1. Il paraît que « wesh », notre interjection favorite, fait un carton au Royaume-Uni. Même France Info en a parlé. Même Europe 1, la radio de Bolloré, par la bouche de Stéphane Bern, monsieur château fort. Cocorico, on exporte. Vous voyez qu’on est une grande nation. Wesh perd donc pour un instant toutes les connotations négatives qu’on lui connaît (un wesh, un wesh-wesh) pour devenir l’objet de l’attendrissement général.



2. Merci qui ? Merci le rappeur Central Cee qui, dans « Bolide noir », en featuring avec JRK 19, raconte ses mésaventures romantiques à Paname : « Je suis à Paris, tentant de montrer mon charisme, mais elles ne comprennent pas parce qu’elles parlent français. Pourquoi elles n’arrêtent pas de dire wesh ? » Contrairement à Emily Cooper, l’héroïne de la série Netflix, qui n’a rencontré que Brigitte Macron, le drilleur londonien a mouillé le maillot et mieux saisi que l’Américaine la façon dont parlent les Françaises. À ses dépens. French kiss et cruauté, c’est ça la capitale de l’amour.



3. Mais revenons-en à notre wesh, devenu la star des éditos. Comme d’habitude, l’argot est consacré une fois passées les fourches caudines de la mondialisation par le haut. L’expression qui ouvre cette chronique est issue du single « Bande organisée », piloté par Jul (ne me remerciez pas de vous avoir mis le morceau dans la tête pour les prochaines 24 heures, c’est cadeau). Ce classique des temps modernes fit son entrée dans le Top 100 Monde de Spotify en 2020 – un classement normalement squatté par les majors anglo-saxonnes. Le morceau bat le record de longévité pour un titre de rap francophone, avec trois mois dans ledit classement. Le label de Jul, D’or et de platine, s’est hissé en 2023 à la troisième position des labels les plus streamés en France. Dans le game en claquettes, dans le carré VIP en survet’, comme il le disait dès 2015 avec « Wesh alors », son premier tube.

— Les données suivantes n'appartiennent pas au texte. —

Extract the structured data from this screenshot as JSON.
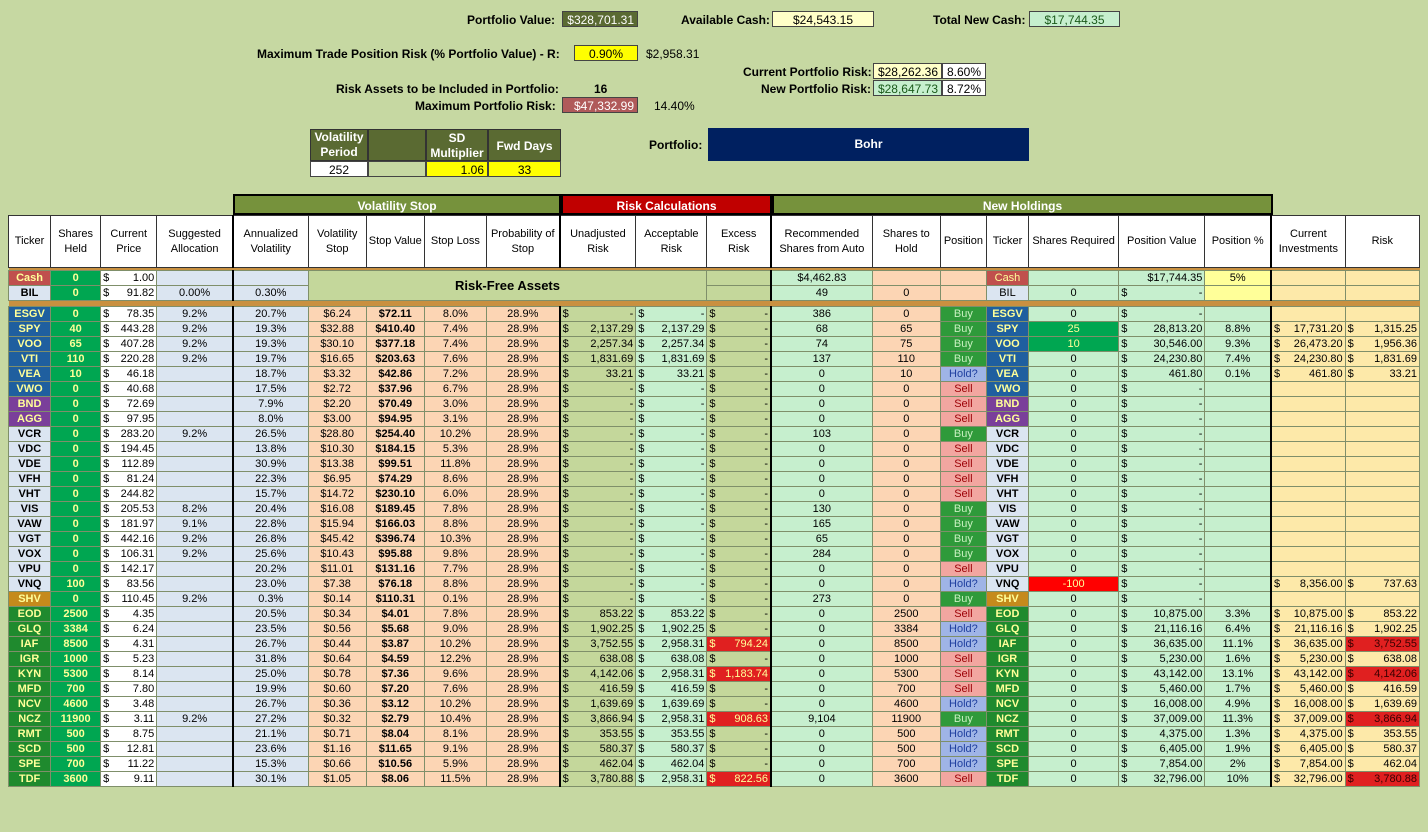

4. C’est à cette période que le J commence à se faire attaquer sur son orthographe. Parce qu’on ne peut pas dire qu’il soit parfaitement au fait des subtilités écrites de notre langue, qui sont nombreuses et reloues à la fois. C’est ça, l’élégance à la française. Voyez le mot orthographe, par exemple. Comme ça se prononce. De là, Jul est montré du doigt comme un genre de boloss illettré, comme un wesh, dans le sens bien péjoratif du terme. Ça ne l’empêche pas de continuer à défoncer le game en claquettes, jusqu’au mois dernier, où il a explosé le record du plus grand nombre de morceaux dépassant 15 millions de streams : 186.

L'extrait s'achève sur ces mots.